One might argue that the decrease in band gap would allow for more carriers to be transferred to the conduction band and yield a higher output power. However this is not true as the output power is the product of current and voltage and a lower voltage would reduce the power. In fact there is an ideal range of band gap which produces the maximum energy. Going too high or too low would not yield the optimum results.

Next we turn out attention to the open circuit voltage Voc. The relationship between temperature and open circuit voltage is not that straightforward. At first it might seem the open circuit voltage increases with increase in temperature as shown in the expression below.

$V_{oc} = \genfrac{}{}{1}{0}{k_{B} T}{e} ln \biggl[1+\genfrac{}{}{1}{0}{J_{L}}{J_{s}}\biggr]$

But in reality this is not the case. Increase in temperature results in increase in intrinsic carrier concentration n which in turn results in higher reverse bias saturation current Js. There is a squared relationship here so increase in intrinsic carrier concentration would cause a very large increase in reverse bias saturation current. And as is evident from the above formula this causes a decrease in open circuit voltage.
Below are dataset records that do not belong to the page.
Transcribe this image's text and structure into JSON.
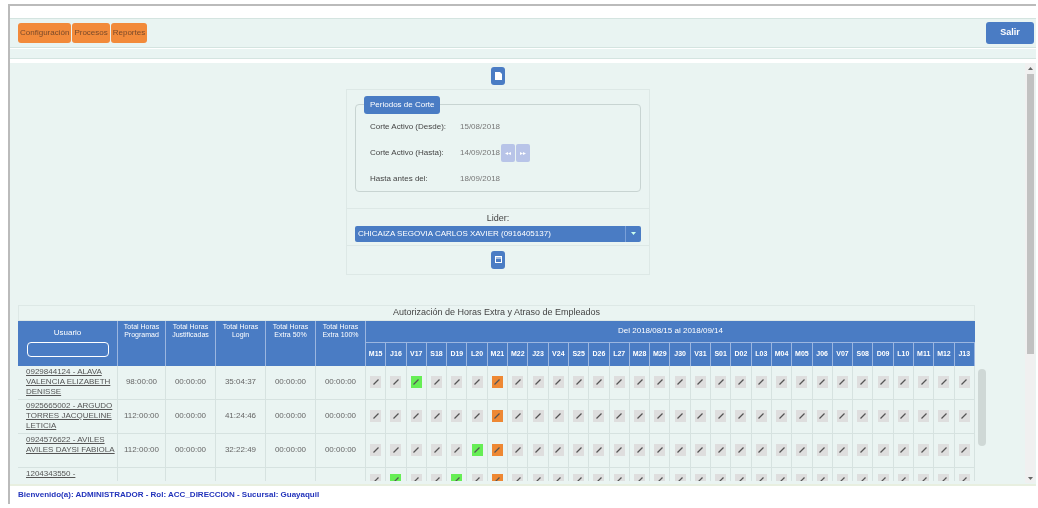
{
  "menu": [
    {
      "label": "Configuración"
    },
    {
      "label": "Procesos"
    },
    {
      "label": "Reportes"
    }
  ],
  "logout": "Salir",
  "periods": {
    "title": "Periodos de Corte",
    "rows": [
      {
        "kind": "date",
        "label": "Corte Activo (Desde):",
        "value": "15/08/2018"
      },
      {
        "kind": "nav",
        "label": "Corte Activo (Hasta):",
        "value": "14/09/2018"
      },
      {
        "kind": "date",
        "label": "Hasta antes del:",
        "value": "18/09/2018"
      }
    ]
  },
  "leader": {
    "label": "Lider:",
    "value": "CHICAIZA SEGOVIA CARLOS XAVIER (0916405137)"
  },
  "table": {
    "title": "Autorización de Horas Extra y Atraso de Empleados",
    "user_column": "Usuario",
    "columns": [
      "Total Horas Programad",
      "Total Horas Justificadas",
      "Total Horas Login",
      "Total Horas Extra 50%",
      "Total Horas Extra 100%"
    ],
    "period_label": "Del 2018/08/15 al 2018/09/14",
    "days": [
      "M15",
      "J16",
      "V17",
      "S18",
      "D19",
      "L20",
      "M21",
      "M22",
      "J23",
      "V24",
      "S25",
      "D26",
      "L27",
      "M28",
      "M29",
      "J30",
      "V31",
      "S01",
      "D02",
      "L03",
      "M04",
      "M05",
      "J06",
      "V07",
      "S08",
      "D09",
      "L10",
      "M11",
      "M12",
      "J13"
    ],
    "rows": [
      {
        "user": "0929844124 - ALAVA VALENCIA ELIZABETH DENISSE",
        "values": [
          "98:00:00",
          "00:00:00",
          "35:04:37",
          "00:00:00",
          "00:00:00"
        ],
        "cells": [
          {
            "color": "#dedede"
          },
          {
            "color": "#dedede"
          },
          {
            "color": "#66ee55"
          },
          {
            "color": "#dedede"
          },
          {
            "color": "#dedede"
          },
          {
            "color": "#dedede"
          },
          {
            "color": "#ee8833"
          },
          {
            "color": "#dedede"
          },
          {
            "color": "#dedede"
          },
          {
            "color": "#dedede"
          },
          {
            "color": "#dedede"
          },
          {
            "color": "#dedede"
          },
          {
            "color": "#dedede"
          },
          {
            "color": "#dedede"
          },
          {
            "color": "#dedede"
          },
          {
            "color": "#dedede"
          },
          {
            "color": "#dedede"
          },
          {
            "color": "#dedede"
          },
          {
            "color": "#dedede"
          },
          {
            "color": "#dedede"
          },
          {
            "color": "#dedede"
          },
          {
            "color": "#dedede"
          },
          {
            "color": "#dedede"
          },
          {
            "color": "#dedede"
          },
          {
            "color": "#dedede"
          },
          {
            "color": "#dedede"
          },
          {
            "color": "#dedede"
          },
          {
            "color": "#dedede"
          },
          {
            "color": "#dedede"
          },
          {
            "color": "#dedede"
          }
        ]
      },
      {
        "user": "0925665002 - ARGUDO TORRES JACQUELINE LETICIA",
        "values": [
          "112:00:00",
          "00:00:00",
          "41:24:46",
          "00:00:00",
          "00:00:00"
        ],
        "cells": [
          {
            "color": "#dedede"
          },
          {
            "color": "#dedede"
          },
          {
            "color": "#dedede"
          },
          {
            "color": "#dedede"
          },
          {
            "color": "#dedede"
          },
          {
            "color": "#dedede"
          },
          {
            "color": "#ee8833"
          },
          {
            "color": "#dedede"
          },
          {
            "color": "#dedede"
          },
          {
            "color": "#dedede"
          },
          {
            "color": "#dedede"
          },
          {
            "color": "#dedede"
          },
          {
            "color": "#dedede"
          },
          {
            "color": "#dedede"
          },
          {
            "color": "#dedede"
          },
          {
            "color": "#dedede"
          },
          {
            "color": "#dedede"
          },
          {
            "color": "#dedede"
          },
          {
            "color": "#dedede"
          },
          {
            "color": "#dedede"
          },
          {
            "color": "#dedede"
          },
          {
            "color": "#dedede"
          },
          {
            "color": "#dedede"
          },
          {
            "color": "#dedede"
          },
          {
            "color": "#dedede"
          },
          {
            "color": "#dedede"
          },
          {
            "color": "#dedede"
          },
          {
            "color": "#dedede"
          },
          {
            "color": "#dedede"
          },
          {
            "color": "#dedede"
          }
        ]
      },
      {
        "user": "0924576622 - AVILES AVILES DAYSI FABIOLA",
        "values": [
          "112:00:00",
          "00:00:00",
          "32:22:49",
          "00:00:00",
          "00:00:00"
        ],
        "cells": [
          {
            "color": "#dedede"
          },
          {
            "color": "#dedede"
          },
          {
            "color": "#dedede"
          },
          {
            "color": "#dedede"
          },
          {
            "color": "#dedede"
          },
          {
            "color": "#66ee55"
          },
          {
            "color": "#ee8833"
          },
          {
            "color": "#dedede"
          },
          {
            "color": "#dedede"
          },
          {
            "color": "#dedede"
          },
          {
            "color": "#dedede"
          },
          {
            "color": "#dedede"
          },
          {
            "color": "#dedede"
          },
          {
            "color": "#dedede"
          },
          {
            "color": "#dedede"
          },
          {
            "color": "#dedede"
          },
          {
            "color": "#dedede"
          },
          {
            "color": "#dedede"
          },
          {
            "color": "#dedede"
          },
          {
            "color": "#dedede"
          },
          {
            "color": "#dedede"
          },
          {
            "color": "#dedede"
          },
          {
            "color": "#dedede"
          },
          {
            "color": "#dedede"
          },
          {
            "color": "#dedede"
          },
          {
            "color": "#dedede"
          },
          {
            "color": "#dedede"
          },
          {
            "color": "#dedede"
          },
          {
            "color": "#dedede"
          },
          {
            "color": "#dedede"
          }
        ]
      },
      {
        "user": "1204343550 -",
        "cells": [
          {
            "color": "#dedede"
          },
          {
            "color": "#66ee55"
          },
          {
            "color": "#dedede"
          },
          {
            "color": "#dedede"
          },
          {
            "color": "#66ee55"
          },
          {
            "color": "#dedede"
          },
          {
            "color": "#ee8833"
          },
          {
            "color": "#dedede"
          },
          {
            "color": "#dedede"
          },
          {
            "color": "#dedede"
          },
          {
            "color": "#dedede"
          },
          {
            "color": "#dedede"
          },
          {
            "color": "#dedede"
          },
          {
            "color": "#dedede"
          },
          {
            "color": "#dedede"
          },
          {
            "color": "#dedede"
          },
          {
            "color": "#dedede"
          },
          {
            "color": "#dedede"
          },
          {
            "color": "#dedede"
          },
          {
            "color": "#dedede"
          },
          {
            "color": "#dedede"
          },
          {
            "color": "#dedede"
          },
          {
            "color": "#dedede"
          },
          {
            "color": "#dedede"
          },
          {
            "color": "#dedede"
          },
          {
            "color": "#dedede"
          },
          {
            "color": "#dedede"
          },
          {
            "color": "#dedede"
          },
          {
            "color": "#dedede"
          },
          {
            "color": "#dedede"
          }
        ]
      }
    ]
  },
  "status_bar": "Bienvenido(a): ADMINISTRADOR - Rol: ACC_DIRECCION - Sucursal: Guayaquil"
}
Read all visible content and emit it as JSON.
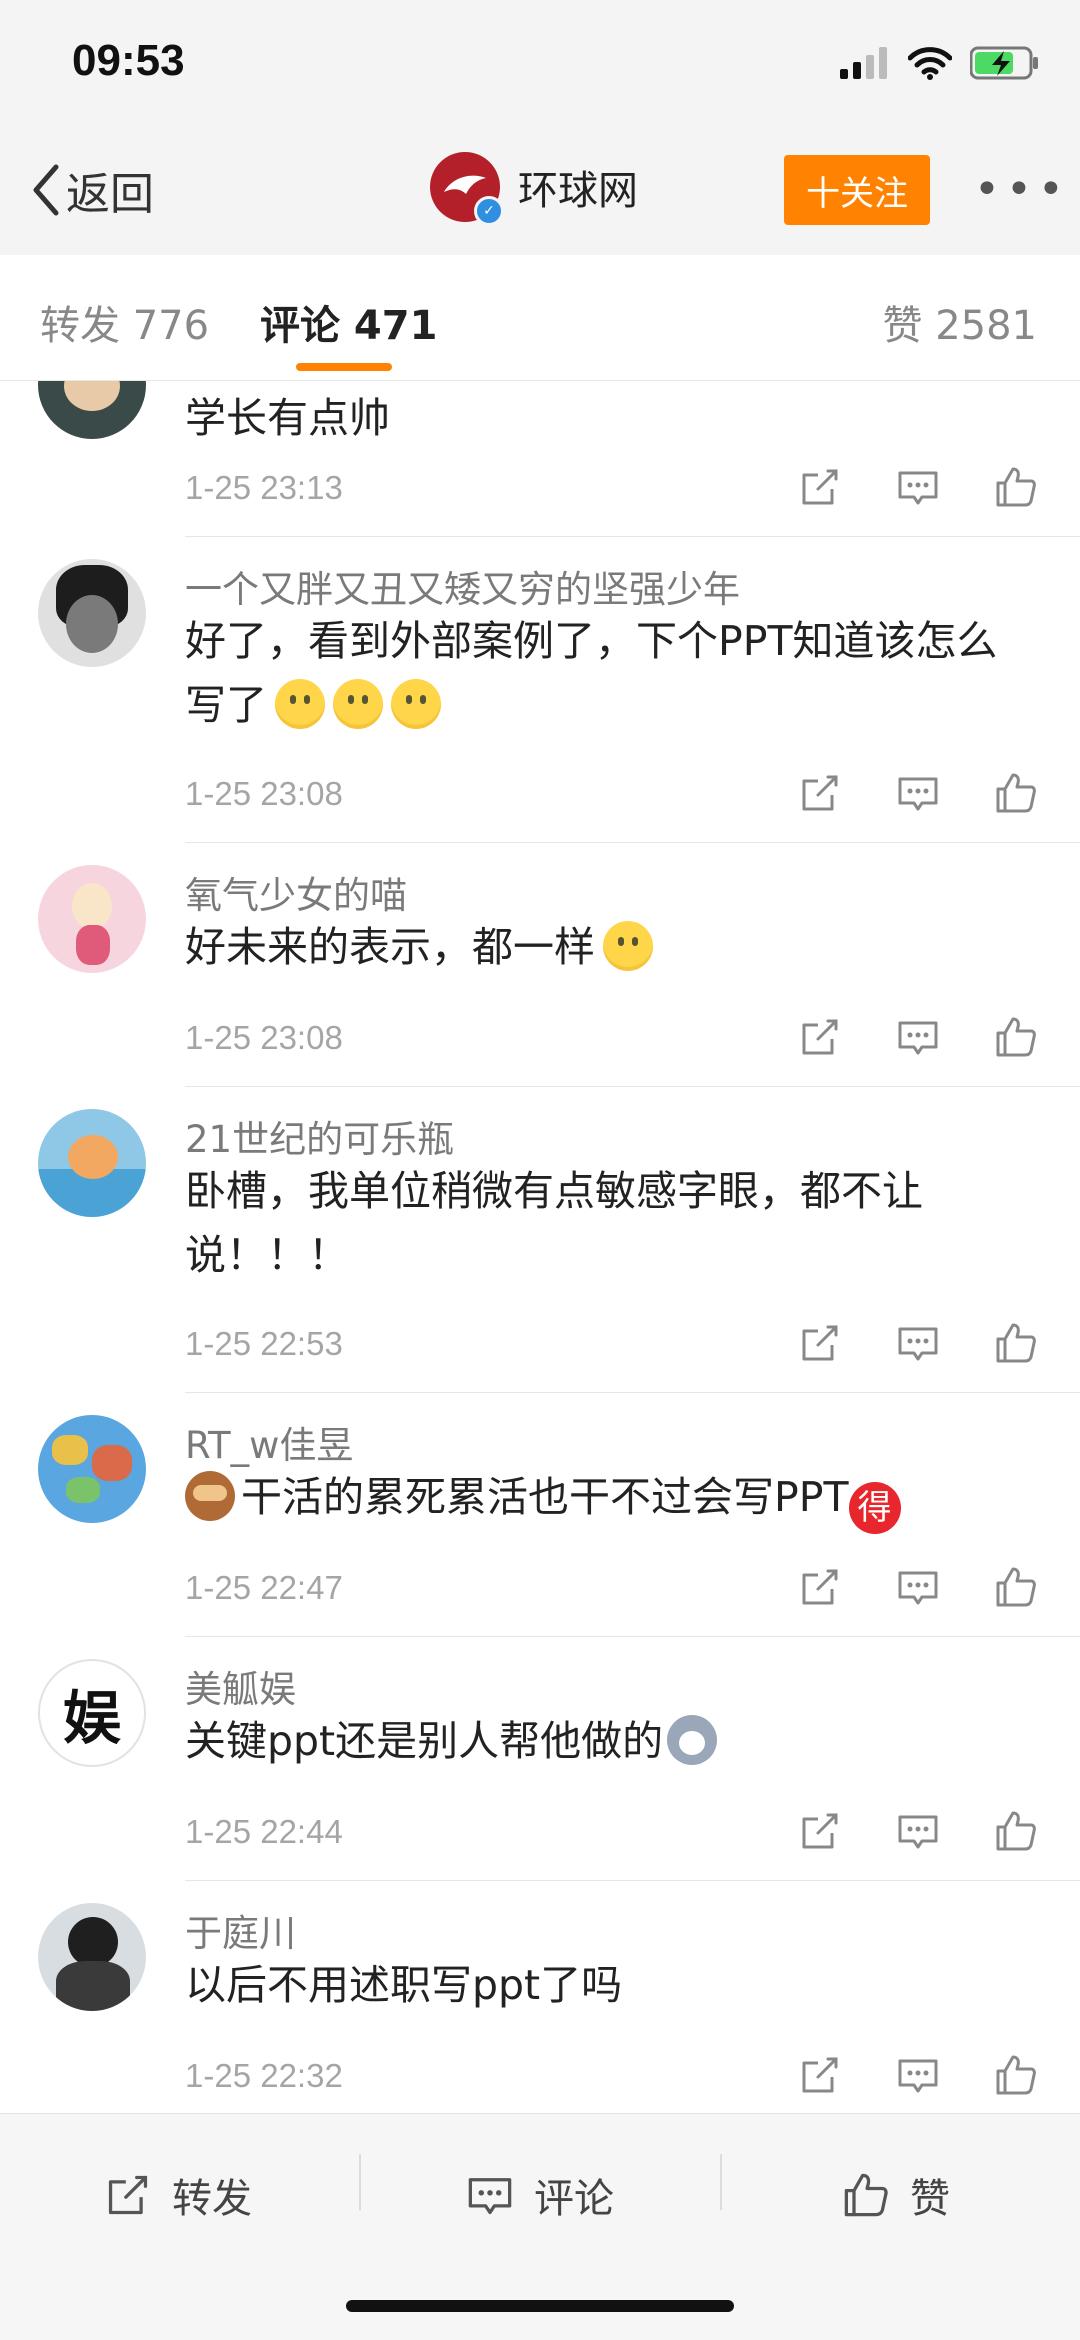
{
  "status_bar": {
    "time": "09:53"
  },
  "nav": {
    "back_label": "返回",
    "account_name": "环球网",
    "follow_label": "十关注",
    "more_label": "•••"
  },
  "tabs": {
    "repost": "转发 776",
    "comment": "评论 471",
    "like": "赞 2581"
  },
  "comments": [
    {
      "user": "",
      "text": "学长有点帅",
      "time": "1-25 23:13"
    },
    {
      "user": "一个又胖又丑又矮又穷的坚强少年",
      "text": "好了，看到外部案例了，下个PPT知道该怎么写了",
      "time": "1-25 23:08"
    },
    {
      "user": "氧气少女的喵",
      "text": "好未来的表示，都一样",
      "time": "1-25 23:08"
    },
    {
      "user": "21世纪的可乐瓶",
      "text": "卧槽，我单位稍微有点敏感字眼，都不让说！！！",
      "time": "1-25 22:53"
    },
    {
      "user": "RT_w佳昱",
      "text": "干活的累死累活也干不过会写PPT",
      "emoji_badge": "得",
      "time": "1-25 22:47"
    },
    {
      "user": "美觚娱",
      "text": "关键ppt还是别人帮他做的",
      "avatar_char": "娱",
      "time": "1-25 22:44"
    },
    {
      "user": "于庭川",
      "text": "以后不用述职写ppt了吗",
      "time": "1-25 22:32"
    }
  ],
  "bottom_bar": {
    "repost": "转发",
    "comment": "评论",
    "like": "赞"
  },
  "colors": {
    "accent": "#ff8200",
    "brand_red": "#b3202a",
    "verified_blue": "#2f8fe0"
  }
}
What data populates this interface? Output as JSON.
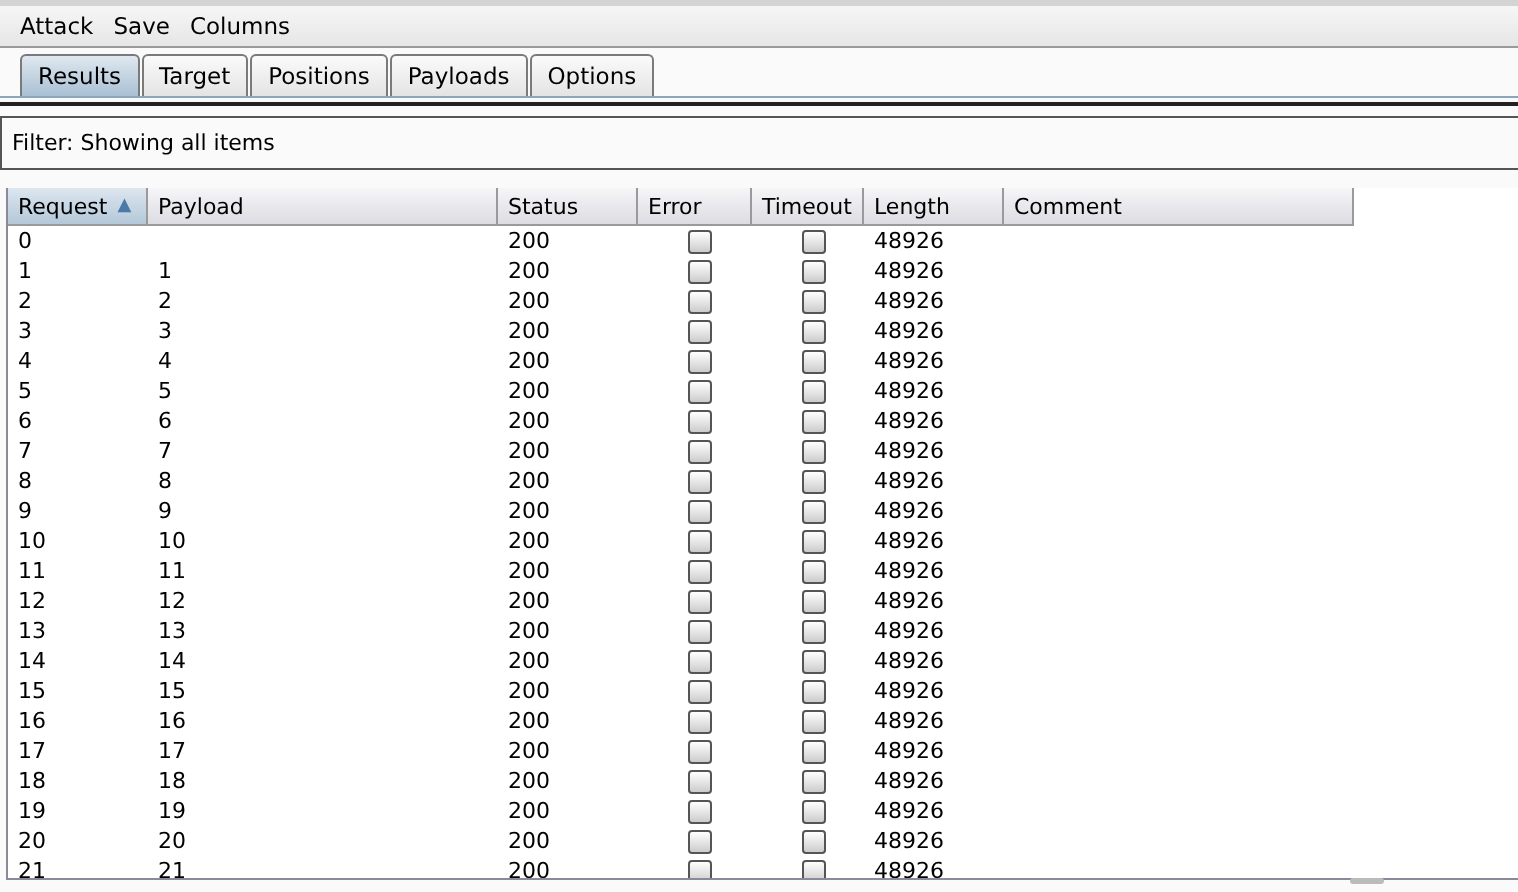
{
  "menu": [
    "Attack",
    "Save",
    "Columns"
  ],
  "tabs": [
    {
      "label": "Results",
      "selected": true
    },
    {
      "label": "Target",
      "selected": false
    },
    {
      "label": "Positions",
      "selected": false
    },
    {
      "label": "Payloads",
      "selected": false
    },
    {
      "label": "Options",
      "selected": false
    }
  ],
  "filter": "Filter:  Showing all items",
  "table": {
    "columns": [
      {
        "label": "Request",
        "sorted": true
      },
      {
        "label": "Payload",
        "sorted": false
      },
      {
        "label": "Status",
        "sorted": false
      },
      {
        "label": "Error",
        "sorted": false
      },
      {
        "label": "Timeout",
        "sorted": false
      },
      {
        "label": "Length",
        "sorted": false
      },
      {
        "label": "Comment",
        "sorted": false
      }
    ],
    "sort_glyph": "▲",
    "rows": [
      {
        "request": "0",
        "payload": "",
        "status": "200",
        "error": false,
        "timeout": false,
        "length": "48926"
      },
      {
        "request": "1",
        "payload": "1",
        "status": "200",
        "error": false,
        "timeout": false,
        "length": "48926"
      },
      {
        "request": "2",
        "payload": "2",
        "status": "200",
        "error": false,
        "timeout": false,
        "length": "48926"
      },
      {
        "request": "3",
        "payload": "3",
        "status": "200",
        "error": false,
        "timeout": false,
        "length": "48926"
      },
      {
        "request": "4",
        "payload": "4",
        "status": "200",
        "error": false,
        "timeout": false,
        "length": "48926"
      },
      {
        "request": "5",
        "payload": "5",
        "status": "200",
        "error": false,
        "timeout": false,
        "length": "48926"
      },
      {
        "request": "6",
        "payload": "6",
        "status": "200",
        "error": false,
        "timeout": false,
        "length": "48926"
      },
      {
        "request": "7",
        "payload": "7",
        "status": "200",
        "error": false,
        "timeout": false,
        "length": "48926"
      },
      {
        "request": "8",
        "payload": "8",
        "status": "200",
        "error": false,
        "timeout": false,
        "length": "48926"
      },
      {
        "request": "9",
        "payload": "9",
        "status": "200",
        "error": false,
        "timeout": false,
        "length": "48926"
      },
      {
        "request": "10",
        "payload": "10",
        "status": "200",
        "error": false,
        "timeout": false,
        "length": "48926"
      },
      {
        "request": "11",
        "payload": "11",
        "status": "200",
        "error": false,
        "timeout": false,
        "length": "48926"
      },
      {
        "request": "12",
        "payload": "12",
        "status": "200",
        "error": false,
        "timeout": false,
        "length": "48926"
      },
      {
        "request": "13",
        "payload": "13",
        "status": "200",
        "error": false,
        "timeout": false,
        "length": "48926"
      },
      {
        "request": "14",
        "payload": "14",
        "status": "200",
        "error": false,
        "timeout": false,
        "length": "48926"
      },
      {
        "request": "15",
        "payload": "15",
        "status": "200",
        "error": false,
        "timeout": false,
        "length": "48926"
      },
      {
        "request": "16",
        "payload": "16",
        "status": "200",
        "error": false,
        "timeout": false,
        "length": "48926"
      },
      {
        "request": "17",
        "payload": "17",
        "status": "200",
        "error": false,
        "timeout": false,
        "length": "48926"
      },
      {
        "request": "18",
        "payload": "18",
        "status": "200",
        "error": false,
        "timeout": false,
        "length": "48926"
      },
      {
        "request": "19",
        "payload": "19",
        "status": "200",
        "error": false,
        "timeout": false,
        "length": "48926"
      },
      {
        "request": "20",
        "payload": "20",
        "status": "200",
        "error": false,
        "timeout": false,
        "length": "48926"
      },
      {
        "request": "21",
        "payload": "21",
        "status": "200",
        "error": false,
        "timeout": false,
        "length": "48926"
      }
    ]
  }
}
This is also shown in the figure below.

So to conclude a bright sunny morning in winter might not be the worst time to produce some solar energy (provided you have got your solar panel tilt right 🙂 ).

# Fill Factor and Efficiency

The Efficiency of a solar cell is an important metric that determines how much of the incident solar energy is converted to useful electrical energy e.g. a 1m2 solar panel with 15% Efficiency would convert a radiant energy of 1000W/m2 into 150W of useful electrical energy.

The Efficiency of a solar cell is sometimes defined in terms of the Fill Factor (FF) which is defined as.

$FF = \genfrac{}{}{1}{0}{J_{max} V_{max}}{J_{sc} V_{oc}}$

Simply put its the ratio of area defined by (Vmax, Imax) to the area defined by (Voc, Isc) on the IV curve. And the Efficiency in terms of the Fill Factor is defined as.

$\eta = \genfrac{}{}{1}{0}{J_{sc} V_{oc} FF}{P_{s}}$

The expression for Efficiency can be simplified by substituting FF in the above equation.

$\eta = \genfrac{}{}{1}{0}{J_{sc} V_{oc}}{P_{s}} \genfrac{}{}{1}{0}{J_{max} V_{max}}{J_{sc} V_{oc}}$

or

$\eta = \genfrac{}{}{1}{0}{J_{max} V_{max}}{P_{s}}$

Let us now look at some practical values for Efficiency and Fill Factor.

$\eta = \genfrac{}{}{1}{0}{J_{sc} V_{oc} FF}{P_{s}}$

$\eta = \genfrac{}{}{1}{0}{(400) (0.70) (0.84)} {1000}$

$\eta = 0.2352$

This is the Efficiency ignoring certain practical issues of solar cells. Thus the typical Efficiency of mono-crystalline solar cells would be somewhat lower (15%-20%).

Note:
1. Vmax, Imax is the Voltage and Current respectively at the Maximum Power Point on the IV curve. Remember that Power is just the product of Voltage and Current.

2. From basic circuit theory, the power delivered from or to a device is optimized where the derivative (graphically, the slope) dI/dV of the I-V curve is equal and opposite the I/V ratio (where dP/dV=0). This is known as the Maximum Power Point (MPP) and corresponds to the "knee" of the curve.

3. A solar charge controller is used to charge the batteries from the solar panel operating at its Maximum Power Point.

4. The more rapid the drop in Current as the Voltage approaches the Open Circuit Voltage the closer will be the Fill Factor to the ideal value of 100%.